Is Warren's lies really important? Yes, because as a Native American, you'd think she'd stand up for those of us who have been harmed by both the BIA and our own tribes.
In the Cobell suit the BIA was accused of mismanagement on Individual Indian Money accounts. Has Warren looked out for us?
The BIA shifts positions depending on the situation. Mostly the agency pretends it has no obligation to individuals, but when issues escalate it becomes clear that individual Indians have interests in land, assets, and resources just as tribes have. Has Warren done ANYTHING to PROTECT OUR ASSETS from tribes?
Individual Indians also participate in federal programs and receive services and benefits just like tribes. Yet Warren REFUSED to meet with Cherokee, with Natives at Harvard and has NEVER responded to our emails requesting help.
Yet, here she is....defending her Nativehood....
Sen. Elizabeth Warren, D-Mass., argued that her family’s claim to Native American ancestry is an indelible part of who she is — something that can never be taken away. OP: Old wives tales are NOT the truth ...of Cherokee Heritage. Her GENEALOGY has been done..by CHEROKEE genealogists including TWILA BARNESWarren defended herself on NBC’s “Meet the Press with Chuck Todd” Sunday morning when asked what she thought about taking an easily accessible DNA test, such as those offered by 23andMe or Ancestry, to settle the ongoing controversy over her heritage.
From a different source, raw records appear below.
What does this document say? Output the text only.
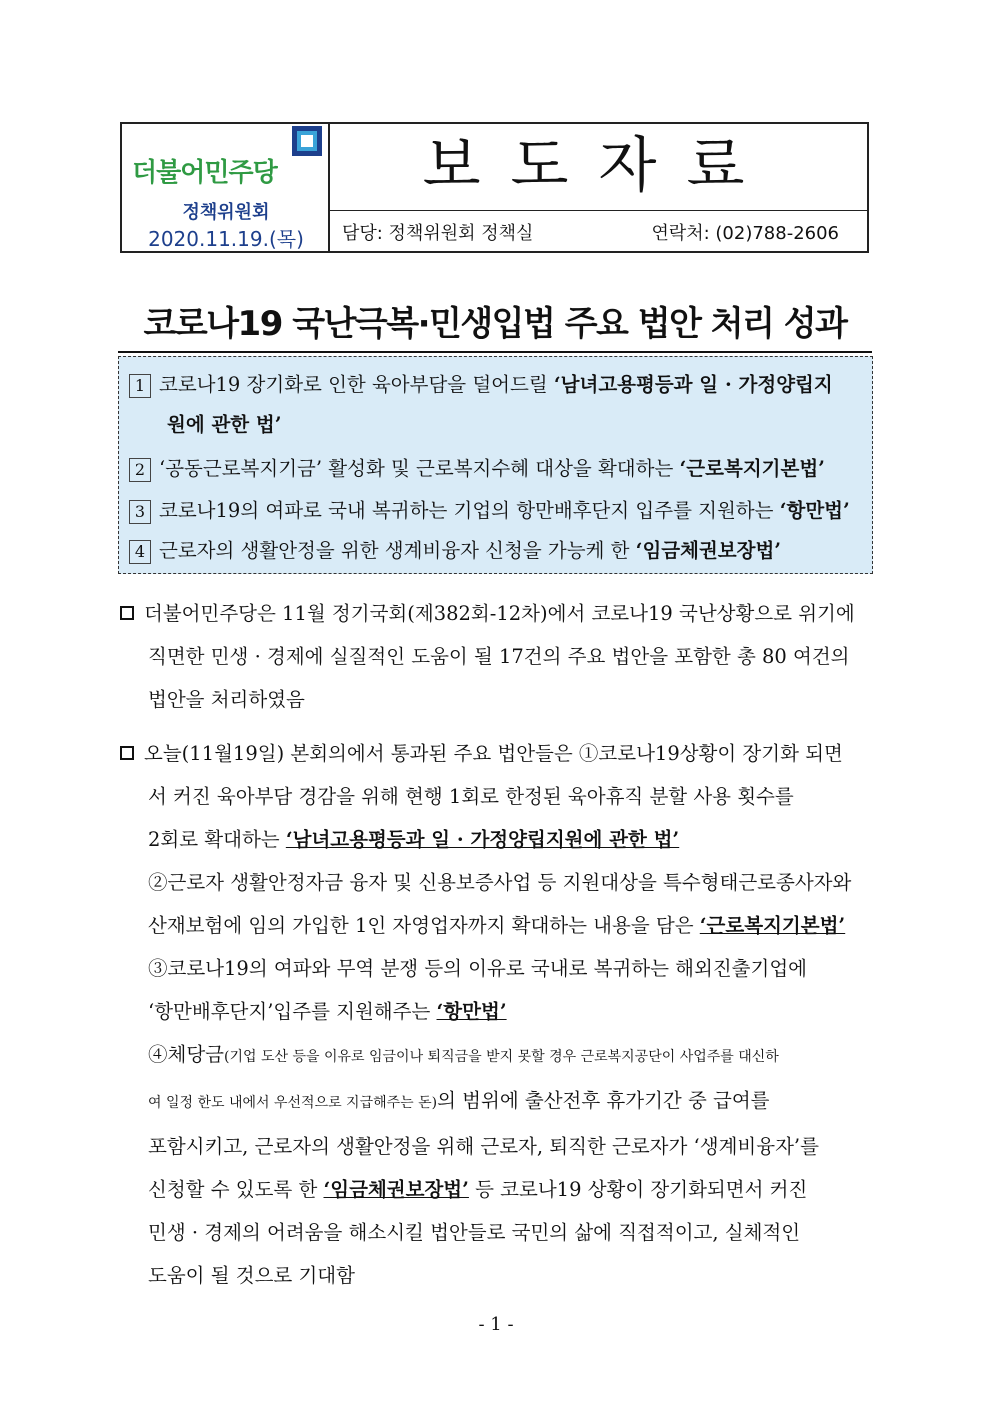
더불어민주당
정책위원회
2020.11.19.(목)
보도자료
담당: 정책위원회 정책실	연락처: (02)788-2606
코로나19 국난극복·민생입법 주요 법안 처리 성과
1 코로나19 장기화로 인한 육아부담을 덜어드릴 ‘남녀고용평등과 일 · 가정양립지
원에 관한 법’
2 ‘공동근로복지기금’ 활성화 및 근로복지수혜 대상을 확대하는 ‘근로복지기본법’
3 코로나19의 여파로 국내 복귀하는 기업의 항만배후단지 입주를 지원하는 ‘항만법’
4 근로자의 생활안정을 위한 생계비융자 신청을 가능케 한 ‘임금체권보장법’
더불어민주당은 11월 정기국회(제382회-12차)에서 코로나19 국난상황으로 위기에
직면한 민생 · 경제에 실질적인 도움이 될 17건의 주요 법안을 포함한 총 80 여건의
법안을 처리하였음
오늘(11월19일) 본회의에서 통과된 주요 법안들은 ①코로나19상황이 장기화 되면
서 커진 육아부담 경감을 위해 현행 1회로 한정된 육아휴직 분할 사용 횟수를
2회로 확대하는 ‘남녀고용평등과 일 · 가정양립지원에 관한 법’
②근로자 생활안정자금 융자 및 신용보증사업 등 지원대상을 특수형태근로종사자와
산재보험에 임의 가입한 1인 자영업자까지 확대하는 내용을 담은 ‘근로복지기본법’
③코로나19의 여파와 무역 분쟁 등의 이유로 국내로 복귀하는 해외진출기업에
‘항만배후단지’입주를 지원해주는 ‘항만법’
④체당금(기업 도산 등을 이유로 임금이나 퇴직금을 받지 못할 경우 근로복지공단이 사업주를 대신하
여 일정 한도 내에서 우선적으로 지급해주는 돈)의 범위에 출산전후 휴가기간 중 급여를
포함시키고, 근로자의 생활안정을 위해 근로자, 퇴직한 근로자가 ‘생계비융자’를
신청할 수 있도록 한 ‘임금체권보장법’ 등 코로나19 상황이 장기화되면서 커진
민생 · 경제의 어려움을 해소시킬 법안들로 국민의 삶에 직접적이고, 실체적인
도움이 될 것으로 기대함
- 1 -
|It's Her Life and She Can|
Lie if she Wants To
Rather than address that question specifically, Warren told a story about how her mother and father, born and raised in Oklahoma, met as teenagers and fell head-over-heels in love. Her father’s family was bitterly opposed to their relationship, she said, because her mother was part Native American, but the couple eloped and persevered.
“That’s the story that my brothers and I all learned from our Mom and our Dad, from our grandparents and all of our aunts and uncles. It’s a part of me, and nobody is going to take that part of me away — not ever,” Warren said.
After hearing this story, Todd returned to his initial concern: Why not do genealogical research or take a DNA test to find out her actual heritage? What’s wrong with knowing whether her family’s story was the truth?
“I do know. I know who I am. And never used it for anything, never got any benefit out of it anywhere,” she said.